Use a simulator for a few weeks to test your skills, and then invest only a small portion of your portfolio

Many sites offer the option to experiment with a simulated portfolio for a period of time to test your knowledge and investment strategy. This is an excellent way to get familiar with the tools available to you and the general workings of the stock market. The Qtrade Investor trial account is a good option. Start by investing only a portion of your savings rather than the entire lot. Emotions play a major role in investment decisions, and the learning process is less painful if you risk only a fraction of your assets to start.

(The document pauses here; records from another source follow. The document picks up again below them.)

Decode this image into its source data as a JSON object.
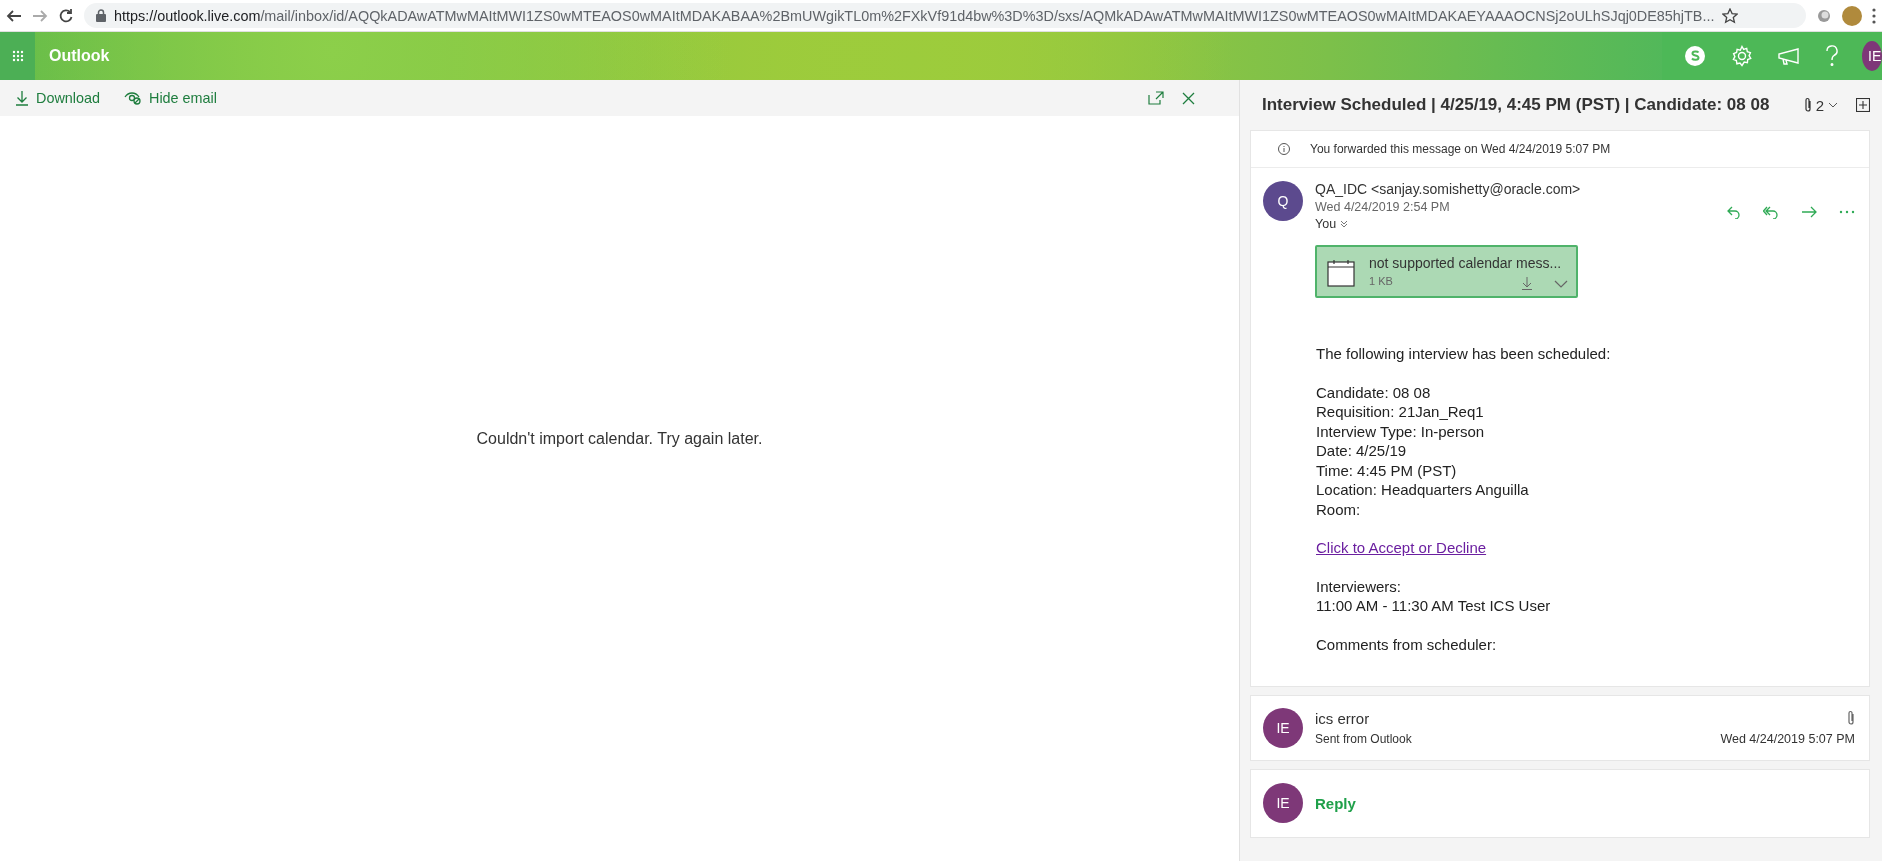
{
  "browser": {
    "url_host": "https://outlook.live.com",
    "url_path": "/mail/inbox/id/AQQkADAwATMwMAItMWI1ZS0wMTEAOS0wMAItMDAKABAA%2BmUWgikTL0m%2FXkVf91d4bw%3D%3D/sxs/AQMkADAwATMwMAItMWI1ZS0wMTEAOS0wMAItMDAKAEYAAAOCNSj2oULhSJqj0DE85hjTB..."
  },
  "header": {
    "app_name": "Outlook",
    "avatar_initials": "IE"
  },
  "toolbar": {
    "actions": [
      {
        "kind": "download",
        "label": "Download"
      },
      {
        "kind": "hide",
        "label": "Hide email"
      }
    ]
  },
  "reader": {
    "message": "Couldn't import calendar. Try again later."
  },
  "conversation": {
    "title": "Interview Scheduled | 4/25/19, 4:45 PM (PST) | Candidate: 08 08",
    "attachment_count": "2",
    "notice": "You forwarded this message on Wed 4/24/2019 5:07 PM",
    "message": {
      "avatar_initial": "Q",
      "sender": "QA_IDC <sanjay.somishetty@oracle.com>",
      "date": "Wed 4/24/2019 2:54 PM",
      "recipients": "You",
      "attachment": {
        "name": "not supported calendar mess...",
        "size": "1 KB"
      },
      "body": [
        {
          "kind": "text",
          "lines": [
            "The following interview has been scheduled:"
          ]
        },
        {
          "kind": "text",
          "lines": [
            "Candidate: 08 08",
            "Requisition: 21Jan_Req1",
            "Interview Type: In-person",
            "Date: 4/25/19",
            "Time: 4:45 PM (PST)",
            "Location: Headquarters Anguilla",
            "Room:"
          ]
        },
        {
          "kind": "link",
          "lines": [
            "Click to Accept or Decline"
          ]
        },
        {
          "kind": "text",
          "lines": [
            "Interviewers:",
            "11:00 AM - 11:30 AM Test ICS User"
          ]
        },
        {
          "kind": "text",
          "lines": [
            "Comments from scheduler:"
          ]
        }
      ]
    },
    "reply_item": {
      "avatar_initials": "IE",
      "subject": "ics error",
      "preview": "Sent from Outlook",
      "date": "Wed 4/24/2019 5:07 PM"
    },
    "reply_box": {
      "avatar_initials": "IE",
      "label": "Reply"
    }
  }
}
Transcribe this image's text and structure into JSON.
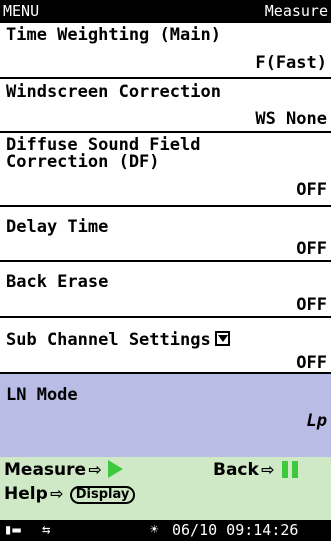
{
  "header": {
    "left": "MENU",
    "right": "Measure"
  },
  "items": [
    {
      "label": "Time Weighting (Main)",
      "value": "F(Fast)"
    },
    {
      "label": "Windscreen Correction",
      "value": "WS None"
    },
    {
      "label": "Diffuse Sound Field\nCorrection (DF)",
      "value": "OFF"
    },
    {
      "label": "Delay Time",
      "value": "OFF"
    },
    {
      "label": "Back Erase",
      "value": "OFF"
    },
    {
      "label": "Sub Channel Settings",
      "value": "OFF"
    },
    {
      "label": "LN Mode",
      "value": "Lp"
    }
  ],
  "footer": {
    "measure": "Measure",
    "back": "Back",
    "help": "Help",
    "display_key": "Display",
    "arrow": "⇨"
  },
  "status": {
    "datetime": "06/10 09:14:26",
    "icons": [
      "battery-plug-icon",
      "usb-link-icon",
      "sun-brightness-icon"
    ]
  },
  "colors": {
    "selected": "#b9bce4",
    "footer": "#cfe8c6",
    "accent": "#3cc93c"
  }
}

Daniel Bergeron: “Beware of investment advice you hear at the local coffee shop! Although your friends may have good intentions and their suggestions may even prove accurate, nothing can take the place of a thorough risk analysis prior to any significant investment.”

 

Choose a platform that is simple, straightforward and offers real-time results

Websites and applications abound for tracking market prices and conducting transactions online. While some appear to provide these services at minimal cost, it is wise to review their terms and conditions carefully to avoid any potential (unpleasant) surprises. Some offers are limited-time only, and the regular price or annual fees may end up being much higher than anticipated. Many people end up being hostages of a particular application because they don’t want to have to start over from scratch learning a new app. Through online investing with Qtrade Investor,* available through UNI, you can get real-time quotes and conduct transactions without any minimums or overhead fees; you simply pay commissions on an as‑you-go basis.

 

Avoid succumbing to the lure of day trading

Any number of websites and countless blogs offer advice on buying and selling various securities. Although many of them are highly respected, such as Business Insider, published by the American businessman Henry Blodget, and Bespokeinvest, which is led by seasoned analysts, many others are operated by unscrupulous types wanting you to invest in overvalued companies.

Daniel Bergeron: “Many bloggers promise outrageous returns by following short-term buy and sell strategies, sometimes within the same day (day trading). These types of investors must have extremely high risk tolerance and frequently depend on sheer luck. Remember that you are more likely to make money following a long-term strategy based on yield from solid, well-established companies. The frequent, large-scale trading of penny stocks is a very high-risk strategy, and bloggers rarely share the details of their failures. If you’re still new to trading, I would avoid tossing the dice with your entire life savings!” 

Qtrade Investor* offers analyses carried out by the highly reputable research company Morningstar directly through the UNI site. You can find out at a glance whether a company of interest is considered overvalued (or also possibly undervalued) based on the company’s actual financial performance, not just the word on the street.

The best advice to give someone who wants to manage their own portfolio is to proceed with caution. Do all the tutorials, read everything you can get your hands on (from reliable sources!), and start out by investing small. Over time, you may eventually become a seasoned investor and achieve your objectives.

* Online brokerage services are offered through Qtrade Investor, a division of Credential Qtrade Securities Inc., member of the Canadian Investor Protection Fund. Mutual funds are offered through Credential Asset Management Inc. Mutual funds and other securities are offered through Credential Securities, a division of Credential Qtrade Securities Inc. Credential Securities is a registered mark owned by Aviso Wealth Inc. This article is provided as a general source of information and should not be considered personal financial or investment advice or solicitation. The information contained in this article was obtained from sources believed to be reliable; however, we cannot guarantee that it is accurate or complete.